Note: The SQL server and IIS server are running on the same server.

So in other words Opserver does not use my ad account to login but rather tries to use the computername as login. Why is Opserver not trying to login with my AD account?

Error logs says: No errors yet, yay! I also verified that i can login to that SQL server instance via ssms. My user is sysadmin on this instance.

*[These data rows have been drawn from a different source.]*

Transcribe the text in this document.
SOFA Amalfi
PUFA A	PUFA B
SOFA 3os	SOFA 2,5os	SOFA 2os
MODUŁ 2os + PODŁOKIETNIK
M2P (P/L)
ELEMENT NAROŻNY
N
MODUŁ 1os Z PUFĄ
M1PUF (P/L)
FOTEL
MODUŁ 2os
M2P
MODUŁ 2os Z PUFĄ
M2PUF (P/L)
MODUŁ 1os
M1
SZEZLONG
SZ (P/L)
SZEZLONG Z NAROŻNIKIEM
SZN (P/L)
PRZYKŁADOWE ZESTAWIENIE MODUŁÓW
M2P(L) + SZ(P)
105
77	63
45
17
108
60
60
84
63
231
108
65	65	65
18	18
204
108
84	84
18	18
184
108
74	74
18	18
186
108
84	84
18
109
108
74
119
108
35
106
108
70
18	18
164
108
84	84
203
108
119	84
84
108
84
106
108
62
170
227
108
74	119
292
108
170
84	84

NickCraver commented 7 years ago

A few things:

  1. Not logging that error (login) is bad - I'll change this to be special cased so it surfaces in the exception log, with a helpful message.
  2. There's some (very understandable) confusion around auth in general here. When you consider that Opserver is monitoring the SQL server all the time and once for n users, it's a little more apparent that it's never authenticating as the user. It's authenticating as the application. This means whatever account it's running under in IIS is what's in use. Since it's a background poll and not a foreground one (e.g. on-the-request), even impersonation through doesn't work. Because the request you're making to see the current data and the background process that gets the data aren't connected. If they were, we'd be a) far slower, and b) do the work n times (based on user count) rather than once per interval.

Does that clear up the why a bit? If not, let me know so that I can clarify another way.

As for a fix: you simply need to run the app pool in IIS under an account that has permissions to the SQL instances you want to monitor.

jonas-wanninger commented 7 years ago

Thanks for clearing things up. Totally clear now. I will just create a service account then and all should be fine.